Maintaining her busy pace of operations, Naos departed Guadalcanal for the Admiralties. She operated out of Manus between 30 September and 25 October, thence sailed the next day to carry troop reinforcements and supplies to the Palaus. She reached Kossol Passage 31 October, and for more than a month she operated in coastal waters off the northern Palaus. During yet another tropical storm 8 November, Naos sent a volunteer crew to rescue 26 men from which was thrown upon a reef by heavy seas. Early in December she embarked 1,114 troops and loaded US Army tanks at Angaur and Peleliu before departing in convoy 8 December. Steaming via the Russell Islands, she returned to Nouméa 22 December. Four days later she resumed shuttle runs which continued throughout the South Pacific for the next five months.

=== 1945–1946 ===
After embarking Seabee units at Nouméa, Naos sailed for Okinawa 15 May 1945. She touched at bases in the Solomons, the Marshalls, and the Western Carolines and finally arrived off Hagushi Beach, Okinawa, 11 July. She completed discharge and reload operations later that month, and on 29 July, she joined a 65-ship convoy bound for the Marianas. Sailing via Saipan, she reached Pearl Harbor 22 August.
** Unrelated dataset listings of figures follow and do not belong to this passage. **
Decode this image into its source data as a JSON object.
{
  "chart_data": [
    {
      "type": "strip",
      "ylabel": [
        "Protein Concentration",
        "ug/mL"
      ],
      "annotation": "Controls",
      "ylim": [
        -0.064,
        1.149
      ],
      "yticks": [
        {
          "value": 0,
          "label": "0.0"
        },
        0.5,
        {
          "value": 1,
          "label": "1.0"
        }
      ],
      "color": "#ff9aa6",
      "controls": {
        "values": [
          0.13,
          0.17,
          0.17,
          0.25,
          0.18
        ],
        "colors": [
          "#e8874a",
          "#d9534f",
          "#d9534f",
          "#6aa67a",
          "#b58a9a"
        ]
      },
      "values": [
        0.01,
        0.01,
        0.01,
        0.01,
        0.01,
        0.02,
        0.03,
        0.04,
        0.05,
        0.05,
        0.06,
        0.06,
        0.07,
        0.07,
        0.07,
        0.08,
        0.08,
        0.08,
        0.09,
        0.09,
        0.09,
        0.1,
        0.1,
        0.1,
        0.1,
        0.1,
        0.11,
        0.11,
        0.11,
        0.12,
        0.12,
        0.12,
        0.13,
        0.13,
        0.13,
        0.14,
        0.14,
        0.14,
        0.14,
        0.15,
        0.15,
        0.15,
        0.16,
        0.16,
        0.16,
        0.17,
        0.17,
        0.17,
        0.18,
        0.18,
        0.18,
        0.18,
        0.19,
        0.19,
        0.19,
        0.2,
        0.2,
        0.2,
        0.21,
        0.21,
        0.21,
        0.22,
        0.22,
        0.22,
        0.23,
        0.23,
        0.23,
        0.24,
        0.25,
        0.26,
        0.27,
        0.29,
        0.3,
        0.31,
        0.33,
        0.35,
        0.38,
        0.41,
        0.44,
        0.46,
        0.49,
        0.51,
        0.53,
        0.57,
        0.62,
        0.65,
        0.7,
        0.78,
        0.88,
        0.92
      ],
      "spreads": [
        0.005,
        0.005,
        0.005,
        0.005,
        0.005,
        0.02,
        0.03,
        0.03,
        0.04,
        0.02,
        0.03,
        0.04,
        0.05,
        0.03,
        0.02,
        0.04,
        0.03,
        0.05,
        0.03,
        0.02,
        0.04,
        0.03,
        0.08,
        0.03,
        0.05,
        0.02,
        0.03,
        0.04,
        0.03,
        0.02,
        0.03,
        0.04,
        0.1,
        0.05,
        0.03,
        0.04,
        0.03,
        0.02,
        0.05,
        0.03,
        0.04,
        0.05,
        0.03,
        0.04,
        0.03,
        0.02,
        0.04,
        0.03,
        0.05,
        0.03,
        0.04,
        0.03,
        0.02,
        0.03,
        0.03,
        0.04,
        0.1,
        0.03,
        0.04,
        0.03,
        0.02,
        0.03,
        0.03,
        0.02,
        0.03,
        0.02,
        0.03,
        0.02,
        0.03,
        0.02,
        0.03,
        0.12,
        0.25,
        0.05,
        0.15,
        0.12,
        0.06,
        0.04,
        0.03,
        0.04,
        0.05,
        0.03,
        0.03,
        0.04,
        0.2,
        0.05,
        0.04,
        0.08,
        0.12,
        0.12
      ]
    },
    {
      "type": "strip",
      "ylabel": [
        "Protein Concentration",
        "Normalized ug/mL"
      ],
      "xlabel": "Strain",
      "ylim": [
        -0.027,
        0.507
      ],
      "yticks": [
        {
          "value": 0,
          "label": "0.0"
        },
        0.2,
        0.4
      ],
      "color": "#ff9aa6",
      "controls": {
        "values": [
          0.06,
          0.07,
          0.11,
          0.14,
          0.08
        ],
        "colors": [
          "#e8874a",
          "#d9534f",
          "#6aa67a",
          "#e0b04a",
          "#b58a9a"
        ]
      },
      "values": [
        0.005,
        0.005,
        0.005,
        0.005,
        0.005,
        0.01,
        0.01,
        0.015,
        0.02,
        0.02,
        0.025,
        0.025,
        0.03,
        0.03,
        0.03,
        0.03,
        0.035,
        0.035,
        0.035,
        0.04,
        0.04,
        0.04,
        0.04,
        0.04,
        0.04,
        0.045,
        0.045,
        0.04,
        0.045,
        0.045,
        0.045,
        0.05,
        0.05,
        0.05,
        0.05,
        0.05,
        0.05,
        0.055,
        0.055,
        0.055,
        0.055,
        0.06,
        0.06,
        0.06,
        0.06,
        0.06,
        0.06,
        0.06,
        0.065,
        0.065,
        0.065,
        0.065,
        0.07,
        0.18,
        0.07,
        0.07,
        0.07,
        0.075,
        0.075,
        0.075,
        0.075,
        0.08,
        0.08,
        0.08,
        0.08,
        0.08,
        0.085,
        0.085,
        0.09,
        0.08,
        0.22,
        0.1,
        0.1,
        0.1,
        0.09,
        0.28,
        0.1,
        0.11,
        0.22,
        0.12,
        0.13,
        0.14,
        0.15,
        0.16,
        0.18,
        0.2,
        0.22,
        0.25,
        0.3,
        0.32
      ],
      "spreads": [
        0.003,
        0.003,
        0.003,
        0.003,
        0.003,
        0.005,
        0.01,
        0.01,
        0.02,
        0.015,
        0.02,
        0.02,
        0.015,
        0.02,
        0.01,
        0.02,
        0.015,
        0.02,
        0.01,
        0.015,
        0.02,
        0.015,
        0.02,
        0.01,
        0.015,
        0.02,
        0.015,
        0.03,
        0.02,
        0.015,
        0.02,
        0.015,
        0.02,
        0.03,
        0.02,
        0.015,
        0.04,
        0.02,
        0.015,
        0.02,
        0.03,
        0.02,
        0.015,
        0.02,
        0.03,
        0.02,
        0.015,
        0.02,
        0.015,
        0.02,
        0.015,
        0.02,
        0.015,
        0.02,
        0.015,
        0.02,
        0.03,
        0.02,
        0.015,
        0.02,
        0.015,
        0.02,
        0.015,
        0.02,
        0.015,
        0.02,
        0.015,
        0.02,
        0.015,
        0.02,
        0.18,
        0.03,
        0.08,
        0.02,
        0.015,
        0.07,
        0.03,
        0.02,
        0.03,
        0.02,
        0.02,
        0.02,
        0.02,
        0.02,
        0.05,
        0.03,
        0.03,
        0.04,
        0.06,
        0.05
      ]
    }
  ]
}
Following the Japanese surrender, Naos returned to the western Pacific carrying repatriated prisoners-of-war and military cargo. She arrived Okinawa 2 October; and, after steaming to avoid Typhoon Louise a week later, she embarked 1,040 troops for return to the United States. She sailed 14 October, and arrived San Francisco 5 November. Naos decommissioned there 6 December 1945, and was returned to the War Shipping Administration (WSA) the same day. Her name was struck from the Navy List 3 January 1946.

==Fate==
Resuming her original name, William R. Nelson, the ship remained in the National Defense Reserve Fleet, Suisun Bay Group, until purchased by Union Minerals and Alloys Corporation, on 30 June 1969, for $41,680.54. She was physically removed from the Reserve Fleet on 18 February 1970.